Iraqi labour movement makes global debut with tough task ahead
Asia – AFP Thu, Dec 09, 2004
By Shingo Ito
BUILDING A GLOBAL UNION MOVEMENT FOR THE FUTURE
MIYAZAKI , JAPAN
5 – 10 DECEMBER 2004
INTERNATIONAL CONFEDERATION OF FREE TRADE UNIONS
Iraqi labour unions making their global debut at a conference in Japan are seeking tips on how to make workers aware of rights suppressed for years by Saddam Hussein.
Five trade union leaders from Iraq attended the 18th World Congress of the International Confederation of Free Trade Unions, which began on Sunday in the south-western resort city of Miyazaki.
It was the first-ever appearance of Iraqi organised labour at a congress of ICFTU, which meets every four years. Saddam allowed only a government-run union and persecuted the underground labour movement.
Since the collapse of the regime, at least 10 independent trade unions have been set up in Iraq.
“Now, we are working very hard to establish a democratic trade union to bring together all Iraqis no matter what their background, ethnicity and religions are,” said Hadi Salih, international secretary of the Iraqi Federation of Trade Unions, based in Baghdad.
The 56-year-old former printing worker, a founding member when the IFTU was formed in May last year, was sentenced to death in 1969 for his labour activism.
After five years in jail, Mr Salih escaped the gallows when his sentence was commuted. He became a political refugee in Sweden but rushed back to Baghdad shortly after the war began in a bid to rekindle the labour movement.
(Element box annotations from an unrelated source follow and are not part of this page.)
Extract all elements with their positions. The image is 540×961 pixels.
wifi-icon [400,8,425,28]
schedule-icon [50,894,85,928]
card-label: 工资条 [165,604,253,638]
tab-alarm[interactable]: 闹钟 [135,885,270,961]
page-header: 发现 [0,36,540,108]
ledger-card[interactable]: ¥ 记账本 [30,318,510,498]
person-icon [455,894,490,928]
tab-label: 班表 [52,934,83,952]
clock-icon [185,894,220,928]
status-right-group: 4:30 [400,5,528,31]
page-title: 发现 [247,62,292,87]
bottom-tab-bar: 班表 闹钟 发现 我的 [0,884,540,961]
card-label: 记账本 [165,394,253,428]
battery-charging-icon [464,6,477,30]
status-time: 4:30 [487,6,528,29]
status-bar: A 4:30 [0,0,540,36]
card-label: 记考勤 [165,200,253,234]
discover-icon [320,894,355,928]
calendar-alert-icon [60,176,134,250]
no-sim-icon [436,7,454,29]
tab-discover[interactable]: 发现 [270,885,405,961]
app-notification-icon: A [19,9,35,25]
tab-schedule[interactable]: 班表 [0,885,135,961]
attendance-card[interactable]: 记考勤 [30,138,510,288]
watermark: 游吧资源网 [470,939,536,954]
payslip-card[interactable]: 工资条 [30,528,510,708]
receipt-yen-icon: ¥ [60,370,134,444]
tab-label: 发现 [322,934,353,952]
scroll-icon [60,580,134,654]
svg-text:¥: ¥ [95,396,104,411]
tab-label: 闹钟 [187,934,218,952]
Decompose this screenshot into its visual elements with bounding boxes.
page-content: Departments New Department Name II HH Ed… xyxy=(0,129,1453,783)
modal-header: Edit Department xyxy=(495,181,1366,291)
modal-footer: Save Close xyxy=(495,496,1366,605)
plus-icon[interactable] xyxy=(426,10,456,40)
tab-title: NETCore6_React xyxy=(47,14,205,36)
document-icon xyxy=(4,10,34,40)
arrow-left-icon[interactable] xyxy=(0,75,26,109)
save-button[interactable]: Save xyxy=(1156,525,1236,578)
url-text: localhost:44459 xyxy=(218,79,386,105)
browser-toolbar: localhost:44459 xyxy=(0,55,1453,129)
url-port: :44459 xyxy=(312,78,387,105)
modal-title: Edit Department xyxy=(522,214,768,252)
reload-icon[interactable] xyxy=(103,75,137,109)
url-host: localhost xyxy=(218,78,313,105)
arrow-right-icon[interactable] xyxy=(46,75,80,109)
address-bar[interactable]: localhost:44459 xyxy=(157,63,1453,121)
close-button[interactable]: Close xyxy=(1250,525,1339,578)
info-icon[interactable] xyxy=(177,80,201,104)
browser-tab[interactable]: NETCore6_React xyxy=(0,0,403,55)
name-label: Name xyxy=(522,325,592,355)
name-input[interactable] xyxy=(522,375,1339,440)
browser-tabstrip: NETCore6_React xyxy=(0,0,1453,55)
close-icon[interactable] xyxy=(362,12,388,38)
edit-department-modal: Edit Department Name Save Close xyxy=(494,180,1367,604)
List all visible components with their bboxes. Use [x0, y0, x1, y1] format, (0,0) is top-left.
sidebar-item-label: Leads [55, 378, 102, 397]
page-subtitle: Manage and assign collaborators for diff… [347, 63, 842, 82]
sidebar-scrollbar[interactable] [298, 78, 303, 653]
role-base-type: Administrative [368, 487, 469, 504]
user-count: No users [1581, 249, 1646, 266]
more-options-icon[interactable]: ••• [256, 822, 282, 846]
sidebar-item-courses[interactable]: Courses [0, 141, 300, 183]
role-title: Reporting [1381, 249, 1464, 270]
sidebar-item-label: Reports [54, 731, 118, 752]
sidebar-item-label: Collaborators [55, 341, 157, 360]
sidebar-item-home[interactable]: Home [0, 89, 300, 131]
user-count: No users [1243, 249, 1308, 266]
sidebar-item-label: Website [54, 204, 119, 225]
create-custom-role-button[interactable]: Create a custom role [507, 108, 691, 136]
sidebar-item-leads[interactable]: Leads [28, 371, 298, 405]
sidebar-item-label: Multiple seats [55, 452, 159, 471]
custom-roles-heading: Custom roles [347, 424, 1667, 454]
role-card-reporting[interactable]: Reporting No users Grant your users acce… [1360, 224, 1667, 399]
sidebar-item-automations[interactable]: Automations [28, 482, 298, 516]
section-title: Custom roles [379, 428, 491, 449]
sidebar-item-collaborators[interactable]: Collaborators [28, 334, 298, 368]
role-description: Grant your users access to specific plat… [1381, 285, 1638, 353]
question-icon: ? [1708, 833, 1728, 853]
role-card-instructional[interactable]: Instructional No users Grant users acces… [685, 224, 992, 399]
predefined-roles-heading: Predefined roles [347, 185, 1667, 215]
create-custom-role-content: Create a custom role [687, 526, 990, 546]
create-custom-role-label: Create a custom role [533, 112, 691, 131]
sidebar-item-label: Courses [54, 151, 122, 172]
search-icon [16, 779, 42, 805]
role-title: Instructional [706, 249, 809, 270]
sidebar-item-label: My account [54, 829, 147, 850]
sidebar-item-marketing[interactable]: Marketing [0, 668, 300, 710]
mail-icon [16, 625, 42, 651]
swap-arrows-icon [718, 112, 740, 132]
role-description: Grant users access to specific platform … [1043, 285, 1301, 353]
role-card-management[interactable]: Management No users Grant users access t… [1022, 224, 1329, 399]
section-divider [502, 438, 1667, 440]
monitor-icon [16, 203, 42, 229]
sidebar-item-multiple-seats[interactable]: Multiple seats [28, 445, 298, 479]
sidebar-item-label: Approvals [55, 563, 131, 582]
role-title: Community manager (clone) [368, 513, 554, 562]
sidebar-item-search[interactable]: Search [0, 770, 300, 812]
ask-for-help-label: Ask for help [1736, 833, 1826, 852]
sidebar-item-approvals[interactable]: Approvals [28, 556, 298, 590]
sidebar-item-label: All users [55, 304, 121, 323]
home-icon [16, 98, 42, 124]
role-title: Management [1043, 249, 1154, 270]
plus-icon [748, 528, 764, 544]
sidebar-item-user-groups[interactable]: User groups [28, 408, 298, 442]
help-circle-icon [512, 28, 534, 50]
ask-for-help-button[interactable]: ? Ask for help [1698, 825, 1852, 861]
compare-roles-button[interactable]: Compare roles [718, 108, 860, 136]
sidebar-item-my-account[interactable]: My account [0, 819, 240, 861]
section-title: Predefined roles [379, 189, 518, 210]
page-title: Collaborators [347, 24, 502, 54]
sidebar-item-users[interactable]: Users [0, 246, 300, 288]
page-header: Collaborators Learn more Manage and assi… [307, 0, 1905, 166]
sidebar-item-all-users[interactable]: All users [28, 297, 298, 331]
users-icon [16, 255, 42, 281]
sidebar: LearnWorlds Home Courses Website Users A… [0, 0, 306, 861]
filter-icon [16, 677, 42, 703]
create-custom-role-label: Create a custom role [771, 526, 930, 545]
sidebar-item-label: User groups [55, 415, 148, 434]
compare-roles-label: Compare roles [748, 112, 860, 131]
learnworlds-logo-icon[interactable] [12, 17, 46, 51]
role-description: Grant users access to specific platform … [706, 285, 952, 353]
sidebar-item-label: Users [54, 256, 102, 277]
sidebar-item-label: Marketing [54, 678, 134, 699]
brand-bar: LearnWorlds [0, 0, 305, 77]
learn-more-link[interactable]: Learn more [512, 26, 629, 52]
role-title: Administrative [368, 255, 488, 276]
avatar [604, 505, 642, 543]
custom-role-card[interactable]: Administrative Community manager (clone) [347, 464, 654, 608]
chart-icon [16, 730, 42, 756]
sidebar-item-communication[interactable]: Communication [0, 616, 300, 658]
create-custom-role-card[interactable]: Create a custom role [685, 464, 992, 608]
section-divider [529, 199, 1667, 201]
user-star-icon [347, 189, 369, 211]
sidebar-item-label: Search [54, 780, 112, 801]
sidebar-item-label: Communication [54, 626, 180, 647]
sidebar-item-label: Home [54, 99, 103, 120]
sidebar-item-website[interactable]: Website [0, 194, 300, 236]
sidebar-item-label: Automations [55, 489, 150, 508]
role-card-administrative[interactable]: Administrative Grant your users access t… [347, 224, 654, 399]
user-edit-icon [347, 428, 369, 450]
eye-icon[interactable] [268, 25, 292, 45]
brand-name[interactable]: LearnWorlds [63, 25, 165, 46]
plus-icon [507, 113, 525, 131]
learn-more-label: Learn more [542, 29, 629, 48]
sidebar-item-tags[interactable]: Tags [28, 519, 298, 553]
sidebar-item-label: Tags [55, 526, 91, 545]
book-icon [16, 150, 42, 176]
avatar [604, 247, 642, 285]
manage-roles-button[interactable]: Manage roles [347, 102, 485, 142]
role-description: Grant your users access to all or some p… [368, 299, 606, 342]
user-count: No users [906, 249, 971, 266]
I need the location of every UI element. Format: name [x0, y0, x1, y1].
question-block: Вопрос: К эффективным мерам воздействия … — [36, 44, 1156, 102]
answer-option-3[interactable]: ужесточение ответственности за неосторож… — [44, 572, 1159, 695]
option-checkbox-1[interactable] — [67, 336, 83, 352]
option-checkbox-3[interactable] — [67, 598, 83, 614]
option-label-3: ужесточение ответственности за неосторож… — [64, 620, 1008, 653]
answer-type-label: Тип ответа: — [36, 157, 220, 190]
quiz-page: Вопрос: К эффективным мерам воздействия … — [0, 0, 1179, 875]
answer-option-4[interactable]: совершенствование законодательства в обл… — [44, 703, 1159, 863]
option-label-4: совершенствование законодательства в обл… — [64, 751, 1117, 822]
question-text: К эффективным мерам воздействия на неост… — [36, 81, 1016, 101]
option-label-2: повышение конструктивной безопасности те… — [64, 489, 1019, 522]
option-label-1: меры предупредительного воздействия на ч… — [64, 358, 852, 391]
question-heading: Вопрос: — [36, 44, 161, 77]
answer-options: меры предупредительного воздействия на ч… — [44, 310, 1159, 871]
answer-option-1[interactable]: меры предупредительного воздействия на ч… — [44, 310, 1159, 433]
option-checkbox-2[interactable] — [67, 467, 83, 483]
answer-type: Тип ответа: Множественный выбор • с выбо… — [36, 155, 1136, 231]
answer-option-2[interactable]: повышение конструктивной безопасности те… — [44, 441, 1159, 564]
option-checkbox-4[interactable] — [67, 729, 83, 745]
“The biggest struggle at this time is to educate members and leaders on real, democratic work and the nature of trade unions,” said Mr Salih, whose union has about 300,000 members in the sectors of transportation, printing, construction, oil, electricity, railways and food production.
“We are definitely interested in global support for labour education and training of members and leaders because real trade union work was absent in Iraq for the past 35 years,” he said.
Mon Dec 6, 3:50 AM ET – Hadi Salih, international secretary of the Iraqi Federation of Trade Unions, speaks to a reporter at the 18th World Congress of the International Confederation of Free Trade Unions (ICFTU). It was the first appearance of Iraqi organised labour at an ICFTU congress(AFP/Shingo Ito)
Jutiar Noori Abdulla, a former carpenter who is president of the Iraqi Kurdistan Workers Syndicate Union, said:
“Independent trade unions can only grow in a land of democracy and in open atmosphere, not in a closed society.” His union has 235,000 members, a third of them women.
Abdulla said his participation at the conference in Japan was a big step but the Iraqi labour movement needed time.
“It’s a good beginning. But it’s a long road,” Abdulla said with a sigh.
The ICFTU has already sent a mission to Baghdad to observe labour conditions and activities of the newly-born trade unions, while inviting union leaders to Jordan for a training programme.
“We are laying foundations for the future,” ICFTU general secretary Guy Ryder told a news conference.
“When some type of normality returns to Iraq in security and economic terms, we hope that from the foundations, we can build lasting and strong trade unions,” Ryder said.
Iraqi unions are also faced with other problems such as low funding and sour relations with authorities, including US forces.
“We are beginning procedures in collecting dues from our members, but of course it’s very difficult,” Salih said.
He said Iraqi and US forces arrested eight members of his union last year for staging a peaceful rally against the occupation.
“War does not serve the people of Iraq. Occupation doesn’t help democracy,” Salih said.
Salih voiced optimism that the labour movement in Iraq could play a role as it did in Japan, where trade unions were key in the country’s stunning economic comeback after the devastation of war.
“The labour movement in Japan has been fighting for the future of Japan ever since the end of World War II, and they are living this future today and tomorrow,” he said.
“If they can do it, we can too,” he said. “There is no reason why we can’t fight for the future of Iraq. That’s why I am enthusiastic.”